Midweek podcast: security and intelligence committee finally gets to work
David McGuinty says if the 11-member national security and intelligence committee of parliamentarians does its job right, no other Canadians will face the same kind of fate as Maher Arar and Omar Khadr.
"That's a likely outcome if we do our work the right way. If we are properly resourced. If we can pick themes and studies that cut to the chase here in finding out where these weaknesses might lie."
And the Liberal MP, who's chairing the new parliamentary committee overseeing the work of Canada's national security agencies, believes its members won't hesitate to call out efforts to unduly limit their access to classified material.
"If we feel we're having some difficulty, or if we feel it's unfair in what may or may not be released to us in terms of information, the committee can go to a microphone, stand up at a pulpit and tell the Canadian people just that," David McGuinty told The House.

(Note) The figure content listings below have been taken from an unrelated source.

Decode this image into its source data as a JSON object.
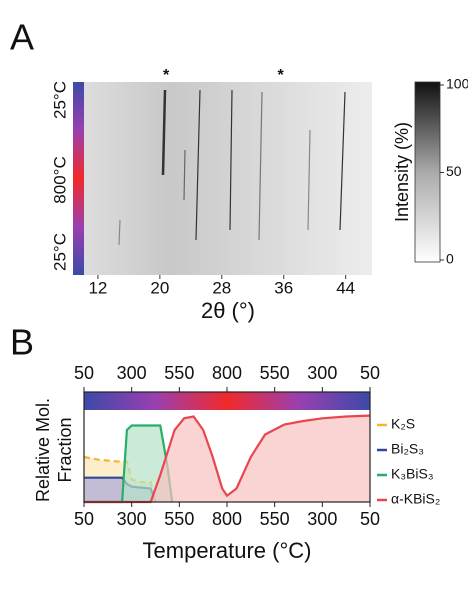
{
  "chart_data": [
    {
      "type": "heatmap",
      "panel_label": "A",
      "xlabel": "2θ (°)",
      "xlim": [
        10.2,
        47.4
      ],
      "xticks": [
        12,
        20,
        28,
        36,
        44
      ],
      "y_labels": [
        "25°C",
        "800°C",
        "25°C"
      ],
      "annotations": [
        {
          "text": "*",
          "x": 20.8
        },
        {
          "text": "*",
          "x": 35.6
        }
      ],
      "colorbar": {
        "label": "Intensity (%)",
        "lim": [
          0,
          100
        ],
        "ticks": [
          0,
          50,
          100
        ]
      }
    },
    {
      "type": "area",
      "panel_label": "B",
      "xlabel": "Temperature (°C)",
      "ylabel": [
        "Relative Mol.",
        "Fraction"
      ],
      "xlim": [
        0,
        6
      ],
      "xticks": [
        {
          "value": 0,
          "label": "50"
        },
        {
          "value": 1,
          "label": "300"
        },
        {
          "value": 2,
          "label": "550"
        },
        {
          "value": 3,
          "label": "800"
        },
        {
          "value": 4,
          "label": "550"
        },
        {
          "value": 5,
          "label": "300"
        },
        {
          "value": 6,
          "label": "50"
        }
      ],
      "ylim": [
        0,
        1
      ],
      "series": [
        {
          "name": "K₂S",
          "color": "#f2b632",
          "fill": "#fbe7b5",
          "linestyle": "dashed",
          "x": [
            0,
            0.3,
            0.7,
            0.9,
            1.0,
            1.2,
            1.4,
            1.5
          ],
          "values": [
            0.5,
            0.47,
            0.45,
            0.45,
            0.25,
            0.22,
            0.22,
            0
          ]
        },
        {
          "name": "Bi₂S₃",
          "color": "#34469a",
          "fill": "#aba6d8",
          "x": [
            0,
            0.8,
            0.9,
            1.0,
            1.4,
            1.5
          ],
          "values": [
            0.27,
            0.27,
            0.2,
            0.17,
            0.15,
            0
          ]
        },
        {
          "name": "K₃BiS₃",
          "color": "#27ae68",
          "fill": "#b5e2c8",
          "x": [
            0,
            0.8,
            0.9,
            1.0,
            1.6,
            1.75,
            1.85
          ],
          "values": [
            0,
            0,
            0.8,
            0.85,
            0.85,
            0.4,
            0
          ]
        },
        {
          "name": "α-KBiS₂",
          "color": "#e8474f",
          "fill": "#f8c0c0",
          "x": [
            0,
            1.4,
            1.6,
            1.9,
            2.1,
            2.3,
            2.5,
            2.7,
            2.9,
            3.0,
            3.2,
            3.5,
            3.8,
            4.2,
            4.6,
            5,
            5.5,
            6
          ],
          "values": [
            0,
            0,
            0.3,
            0.8,
            0.93,
            0.95,
            0.8,
            0.5,
            0.15,
            0.07,
            0.15,
            0.5,
            0.75,
            0.86,
            0.9,
            0.93,
            0.95,
            0.96
          ]
        }
      ]
    }
  ]
}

Arar, Khadr and three other Canadian men, received millions of dollars in compensation from the Canadian government because security officials in this country played a role in their detention and abuse overseas.
"We've learned a lot as a country in the last several years," McGuinty says, "not just through these settlement but in the conduct of governments over the last several decades even."
The committee
The members of the committee were announced just this week by Prime Minister Justin Trudeau.
The 11-members — eight MPs and three senators — come from all three major parties. All but three of the MPs have previous experience in cabinet. One of the senators is a former police chief, another is a former member of the agency that reviews the operations of the Canadian Security Intelligence Service or CSIS.
McGuinty said the committee's first job is to build trust: with Canadians, and the approximately 20 agencies whose activities they are mandated to oversee.
"I can't prejudge the journey we will undertake as a team, but there is a possibility, in due course of the committee once it's actually been in place for some time, the committee might want to make recommendations to change its very mandate."
Canada had been alone among the so-called Five Eyes countries — the U.S., UK, Australia and New Zealand — to not have some form of oversight by elected officials.
This committee fulfills a pledge made by the Liberals in the last campaign to address that.
But the mandate of the committee has been criticized on several fronts.
First: its annual reports will go directly to the prime minister before being made public, raising concerns information might be removed.
Second: the legislation gives any cabinet minister the right to block an inquiry by the committee if he or she deems it a risk to national security.
The Conservative's public safety critic Tony Clement raised that exact concern during debate. Now the former cabinet minister is a member of the committee.
"It's now the law and my obligation is to turn from being a critic to helping the committee do the best it can do," Clement told CBC News.
"I want to make sure that it works well for Canadians. It's an important committee to make sure security issues and issues of Canadians rights and freedoms are properly balanced.